Les auteurs ont cherché à :

  1. identifier les principaux sujets de conflits entre l’équipe médico-soignante et la famille,
  2. explorer les facteurs qui compliquent ces conflits,
  3. étudier les stratégies utilisées par les médecins pour gérer ces conflits,
  4. identifier quelles stratégies apparaissent efficaces ou inefficaces dans la gestion des conflits,
  5. explorer les différences entre trois types de services de soins critiques (néonataux, pédiatriques et adultes).
Type d’étude

Étude exploratoire et qualitative

Population étudiée

Au total, les familles de 36 patients (soit 104 personnes) et 71 médecins ont participé dans 3 unités de soins critiques (néonatologie, pédiatrie et adulte) du CHU d’Amsterdam.

Méthode

Cette étude s’inscrit dans le cadre d’un projet de recherche plus global portant sur la communication des décisions de fin de vie avec les familles de patients hospitalisés en soins critiques. Les familles étaient éligibles à l’étude à partir du moment où la question de la légitimité de la poursuite des traitements de suppléances d’organes se posait.

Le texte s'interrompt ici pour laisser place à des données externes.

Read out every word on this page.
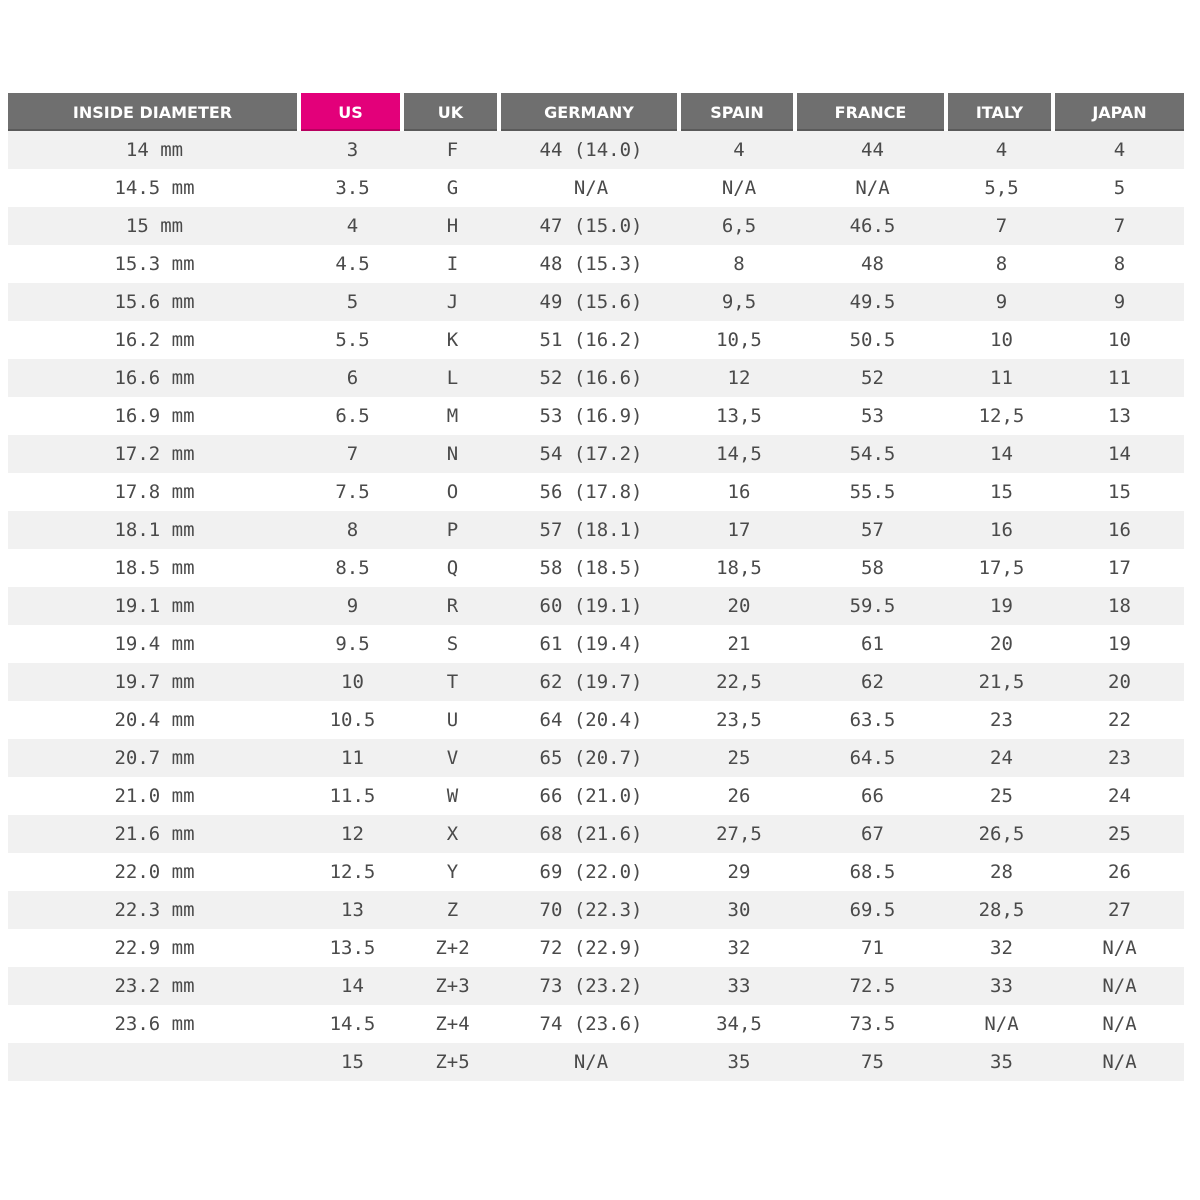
INSIDE DIAMETER	US	UK	GERMANY	SPAIN	FRANCE	ITALY	JAPAN
14 mm	3	F	44 (14.0)	4	44	4	4
14.5 mm	3.5	G	N/A	N/A	N/A	5,5	5
15 mm	4	H	47 (15.0)	6,5	46.5	7	7
15.3 mm	4.5	I	48 (15.3)	8	48	8	8
15.6 mm	5	J	49 (15.6)	9,5	49.5	9	9
16.2 mm	5.5	K	51 (16.2)	10,5	50.5	10	10
16.6 mm	6	L	52 (16.6)	12	52	11	11
16.9 mm	6.5	M	53 (16.9)	13,5	53	12,5	13
17.2 mm	7	N	54 (17.2)	14,5	54.5	14	14
17.8 mm	7.5	O	56 (17.8)	16	55.5	15	15
18.1 mm	8	P	57 (18.1)	17	57	16	16
18.5 mm	8.5	Q	58 (18.5)	18,5	58	17,5	17
19.1 mm	9	R	60 (19.1)	20	59.5	19	18
19.4 mm	9.5	S	61 (19.4)	21	61	20	19
19.7 mm	10	T	62 (19.7)	22,5	62	21,5	20
20.4 mm	10.5	U	64 (20.4)	23,5	63.5	23	22
20.7 mm	11	V	65 (20.7)	25	64.5	24	23
21.0 mm	11.5	W	66 (21.0)	26	66	25	24
21.6 mm	12	X	68 (21.6)	27,5	67	26,5	25
22.0 mm	12.5	Y	69 (22.0)	29	68.5	28	26
22.3 mm	13	Z	70 (22.3)	30	69.5	28,5	27
22.9 mm	13.5	Z+2	72 (22.9)	32	71	32	N/A
23.2 mm	14	Z+3	73 (23.2)	33	72.5	33	N/A
23.6 mm	14.5	Z+4	74 (23.6)	34,5	73.5	N/A	N/A
	15	Z+5	N/A	35	75	35	N/A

Les données proviennent des enregistrements audios des entretiens réalisés avec les proches (familles et amis proches) sur la période d’avril 2018 à décembre 2019. Les entretiens ont presque toujours été planifiés à l’avance et à l’initiative des médecins. Ces entretiens ont eu lieu autour d’une table dans les différentes unités de soins. Au moins une infirmière était présente lors de ces réunions. Une information et un consentement étaient demandés pour l’ensemble des participants à cette étude. Les enregistrements audios ont été transcrits mot à mot et ont été anonymisés. Ils ont ensuite été codés et analysés en utilisant une approche déductive.

Résultats essentiels

Des conflits sont apparus entre l’équipe et la famille dans 29% des conversations, ce qui concernait au total 56% des patients. 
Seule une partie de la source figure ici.